Of course, Scots Nats and some plastic Scots born abroad - desperate for lovely, rosy coloured myths of their 'homeland' (Braveheart - ahem!) - love it. The 'Woke' also flock to it. Dear little oppressed Scotland! Higher funding, far better democratic representation, a vote on whether to stay in the UK, then the right to continue swaggering and belly-aching when the vote is 'Yes'... But oppressed.

Gaelic was the language of Scotland - and is a fascinating language indeed. "Scots" is an English dialect really - like Yorkshire. Or could we jiggle it?

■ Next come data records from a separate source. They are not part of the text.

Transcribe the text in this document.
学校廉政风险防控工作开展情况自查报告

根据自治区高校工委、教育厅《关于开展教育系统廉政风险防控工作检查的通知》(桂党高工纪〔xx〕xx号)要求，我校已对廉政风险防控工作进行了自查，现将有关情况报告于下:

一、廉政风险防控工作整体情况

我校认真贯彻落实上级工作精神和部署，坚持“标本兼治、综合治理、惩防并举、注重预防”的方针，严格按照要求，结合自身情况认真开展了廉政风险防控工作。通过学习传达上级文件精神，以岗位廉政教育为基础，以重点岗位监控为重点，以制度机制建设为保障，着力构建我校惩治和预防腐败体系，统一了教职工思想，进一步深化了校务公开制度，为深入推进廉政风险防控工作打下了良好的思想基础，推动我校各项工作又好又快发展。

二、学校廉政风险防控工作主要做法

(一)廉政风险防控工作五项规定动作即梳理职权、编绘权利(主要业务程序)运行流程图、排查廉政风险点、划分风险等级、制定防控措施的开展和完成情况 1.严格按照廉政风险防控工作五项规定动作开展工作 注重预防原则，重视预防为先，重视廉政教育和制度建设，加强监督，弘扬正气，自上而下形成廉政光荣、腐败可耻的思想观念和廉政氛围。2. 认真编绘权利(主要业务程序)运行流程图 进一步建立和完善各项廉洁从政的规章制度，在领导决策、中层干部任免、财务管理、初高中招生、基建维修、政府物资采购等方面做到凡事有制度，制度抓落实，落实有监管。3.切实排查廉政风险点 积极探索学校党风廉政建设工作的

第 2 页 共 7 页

For a start, if 'Scots' is a language, it cannot be called 'Scots' - because it's not spread across the whole of Scotland. English is, of course, spread across the whole of England. This pricks the 'Scots' nationalistic, jingoistic bubble a little, but 'Scots' could be called 'Southern Lowlands language' perhaps - with the Highlands having a 'Northern Highlands language'?

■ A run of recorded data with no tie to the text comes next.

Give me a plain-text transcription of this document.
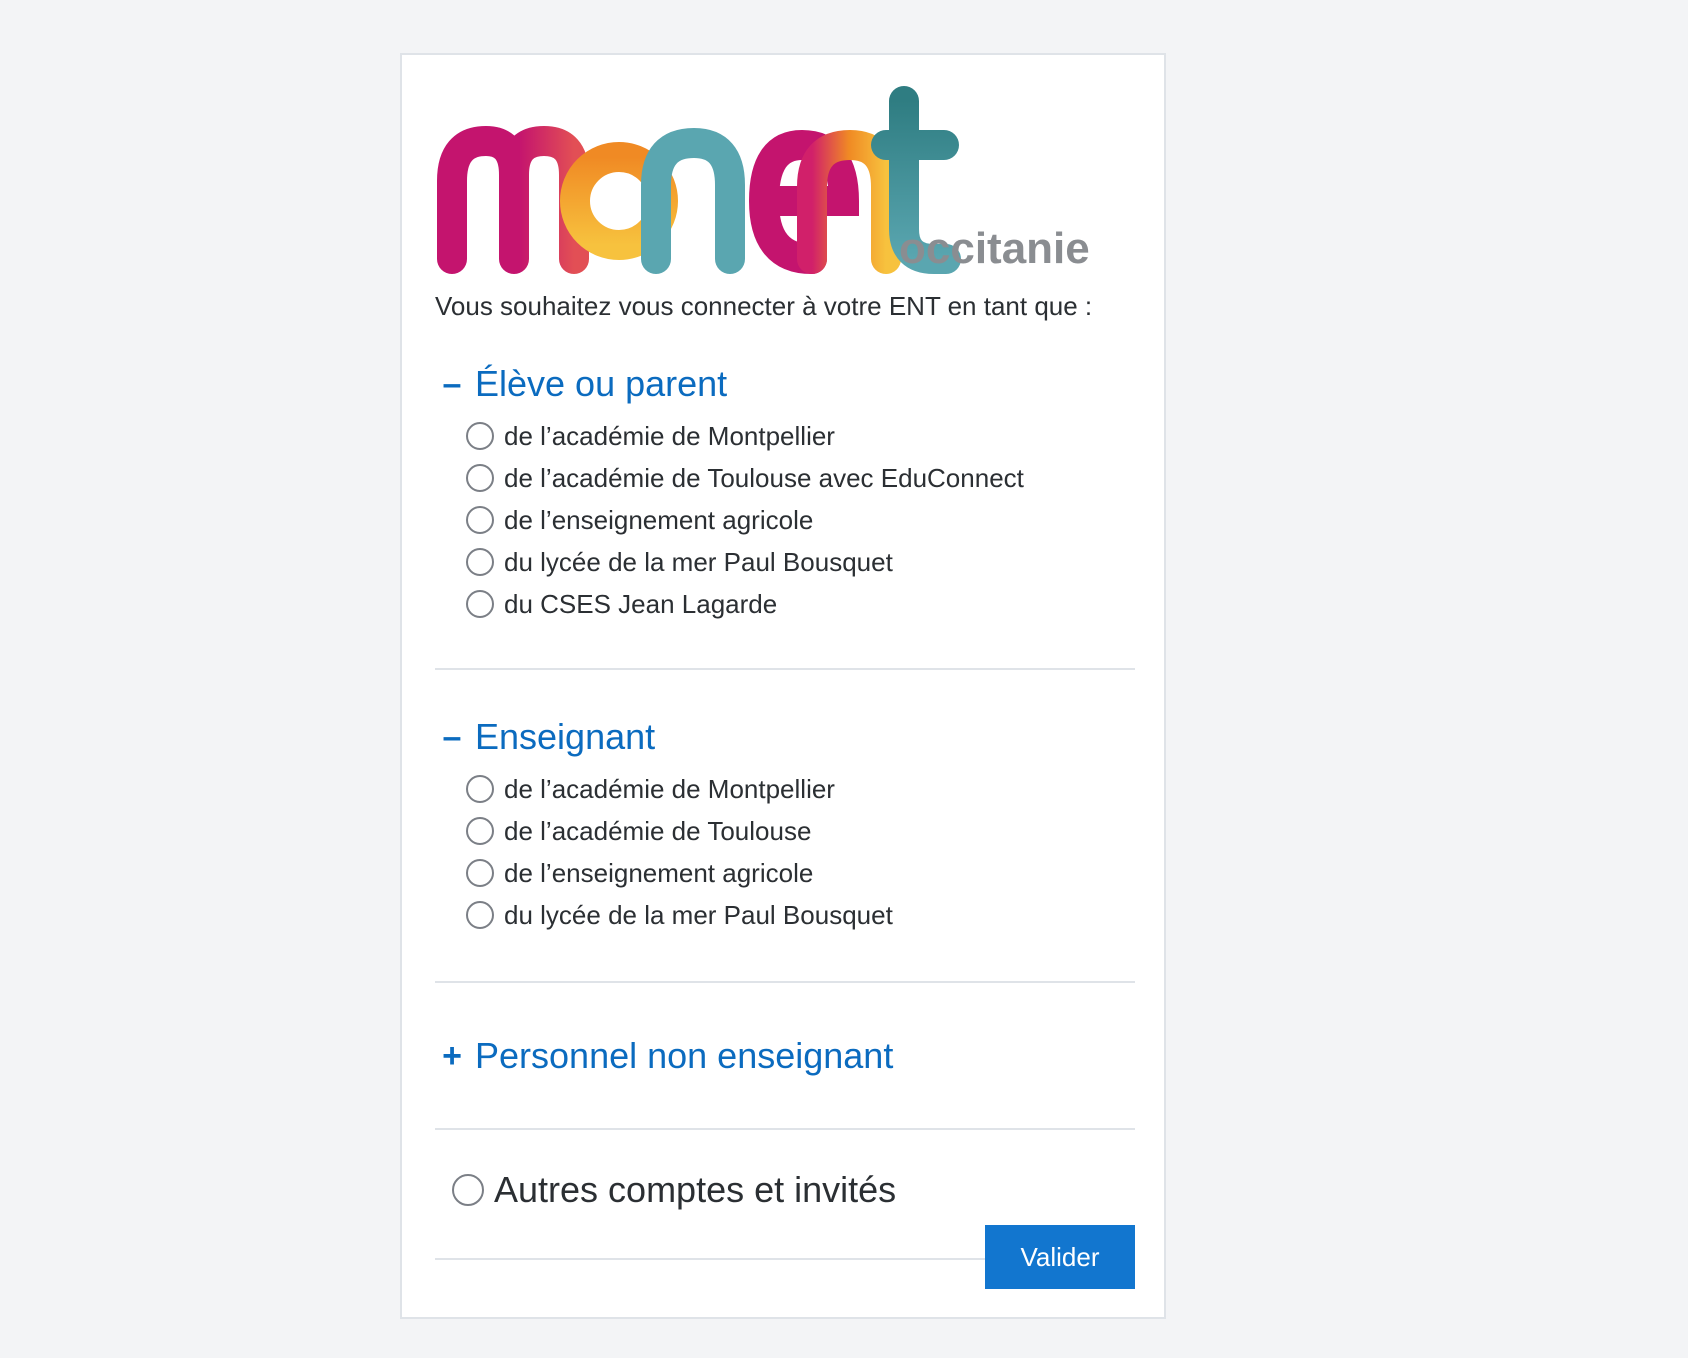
occitanie
Vous souhaitez vous connecter à votre ENT en tant que :
– Élève ou parent
de l’académie de Montpellier
de l’académie de Toulouse avec EduConnect
de l’enseignement agricole
du lycée de la mer Paul Bousquet
du CSES Jean Lagarde
– Enseignant
de l’académie de Montpellier
de l’académie de Toulouse
de l’enseignement agricole
du lycée de la mer Paul Bousquet
+ Personnel non enseignant
Autres comptes et invités
Valider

The links of 'Scots' to England and historic Northumberland in particular? Forget it! 'Wee' is middle English and is a colloquialism for the act of urinating in some parts of England, but the Scots must have their way - logic out the window!

Of course, the UK has many dialects. But if you're going to claim 'Scots' is a language ('Aye' is an English word, by the way. Ever been to the North of England? It's even used down south!) then it cannot be a national language, because it's not used nationally. A lot of it is English, or derived from English, and it cannot be called 'Scots' because most Scots don't use it. 

It's not national.

Hope that's clear...

Scotland shows its insecurity and pettiness with this kind of illogical nonsense, nothing else.

Brick by brick, Scotland is becoming a madhouse - bursting with 'woke' mentality (England and Wales are the same on that score), fake victimhood (Wales has a dose of that too), jingoism (they were, of course, disproportionately active in colonising during the British Empire), historic revisionism, anti-English rhetoric, jealousy, and exclusivity - while pretending to love the world. But not their nearest neighbours - a far more multi-ethnic country than theirs.

And the Barnett Formula, the West Lothian Question and asymmetric national devolution...

A country of five million - an ever more jingoistic and deranged elite amongst its numbers - in a UK nation of how many?